I’m nervous. Several things roll around in my head—Zeke, my father, and yes, Zeke again. I briefly wonder what it would be like for Zeke to meet my dad. Truthfully, if he went in with an open mind, he’d probably like Zeke. But ‘Mr. Davis’ doesn’t have it in him to like anyone, and would snub his nose at him in disdain. He’d take one look at Zeke’s shaggy hair and Chuck Taylor’s, and that would be all she wrote.

Mac left this morning with a knowing smile on her face. I quickly reminded her it needed to be kept as a friendship and nothing else. She’d looked at me curiously, but remained mum as she went out the door.

In typical girl fashion, I rushed around the apartment making sure everything was neat and tidy. I also looked in the mirror at least a half a dozen times. I’ve never been so concerned about my appearance, or dressed quite so carefully. I may have also gone to the market first thing this morning and picked up a few groceries for us to munch on. You know, just in case he got hungry.

I hear a knock on the door and I take one last glance in the mirror while commanding myself to chill.

“You’ve got this,” I say mutter to myself. “Plus, this is not a date.” I smooth my shirt and shorts and yank the door open.

Standing in the doorway is my friend Zeke, hot as ever. I say friend in my head as much as possible, trying to convince myself. He smiles big, and his eyes twinkle, and he looks good enough to eat.

Stop that!

“Hey,” he says.

“Come on in.” I notice his hand is wrapped up, and I know it wasn’t like that yesterday. “What happened to your hand?”

“I did something stupid, and now, I’m paying the price. “It’ll be fine in a couple of days. It’s just a little sore.”

He doesn’t elaborate, and I don’t ask. We aren’t that good of friends, after all.

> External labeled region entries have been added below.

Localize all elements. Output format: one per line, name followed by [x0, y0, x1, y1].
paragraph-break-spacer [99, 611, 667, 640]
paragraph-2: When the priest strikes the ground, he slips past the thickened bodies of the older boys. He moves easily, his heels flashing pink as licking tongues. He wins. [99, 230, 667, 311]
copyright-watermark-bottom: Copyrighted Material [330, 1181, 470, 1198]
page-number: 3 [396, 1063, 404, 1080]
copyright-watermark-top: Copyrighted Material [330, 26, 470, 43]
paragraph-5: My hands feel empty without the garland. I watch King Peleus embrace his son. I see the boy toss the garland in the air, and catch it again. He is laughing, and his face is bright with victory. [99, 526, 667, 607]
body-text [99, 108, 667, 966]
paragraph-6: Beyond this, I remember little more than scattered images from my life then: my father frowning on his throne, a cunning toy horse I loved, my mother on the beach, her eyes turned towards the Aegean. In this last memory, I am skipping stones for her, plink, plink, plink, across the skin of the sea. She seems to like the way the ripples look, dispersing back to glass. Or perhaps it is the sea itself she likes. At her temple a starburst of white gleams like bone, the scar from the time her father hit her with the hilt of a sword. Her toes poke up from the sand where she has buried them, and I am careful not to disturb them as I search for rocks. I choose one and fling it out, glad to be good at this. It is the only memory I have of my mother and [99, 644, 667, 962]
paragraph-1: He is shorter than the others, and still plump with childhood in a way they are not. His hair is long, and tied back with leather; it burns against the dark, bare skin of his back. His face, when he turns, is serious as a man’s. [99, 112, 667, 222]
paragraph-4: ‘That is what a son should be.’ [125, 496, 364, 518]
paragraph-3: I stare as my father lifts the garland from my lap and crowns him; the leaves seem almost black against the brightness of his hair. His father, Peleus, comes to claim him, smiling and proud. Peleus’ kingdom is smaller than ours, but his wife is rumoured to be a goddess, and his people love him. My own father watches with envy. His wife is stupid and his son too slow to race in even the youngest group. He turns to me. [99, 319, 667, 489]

I point him in the direction of the table in the kitchen, where it would be best for us to work. He sits down and gets situated while I get my books and notes from my room. On my way back, I stop and watch him for a moment. He’s gathering his notes, but he quickly looks up, as if sensing I’m there.

I rush in, pretending I didn’t just get caught ogling.

I’m such an idiot. Real smooth.

I sit down and we begin working together. It’s easy and not forced. He knows how to explain things to me so I understand them better. He’s funny, and maybe a little brilliant. I like listening to him talk and his voice is soothing. It’s comfortable.

As we are silently working on the individual portion of our project, I sense him looking at me. I glance up and see a look that doesn’t look so friendly. It looks heated, but then it quickly falls away and is replaced with a friendly smile. “Can I grab something to drink?”

I get up and open the fridge, pulling out a bottle of water and hold it up. “This okay? Or I have soda?”

“Water would be great, thanks.”

I hand him the water and our fingers graze. Electricity, like nothing I’ve ever felt, passes through me and takes me by surprise. I quickly glance up and see him looking down.

Okay, must have been just me.

We continue working, but I can’t help the disappointment I feel, knowing I’m the only one that felt the spark, but I tell myself to shrug it off and get a grip.

“So,” he says breaking the silence. “What do you do for fun around here?”

“I usually hang out with Mac.”

Yeah, when you’re not trying to screw some random guy.

I dismiss the thought entirely, knowing that I’m trying to change this part of me, along with several other things.

“Mac?” he asks. “You live with a guy?”

I throw my head back and laugh. I never imagined anyone would think I was talking about a guy, she’s just Mac.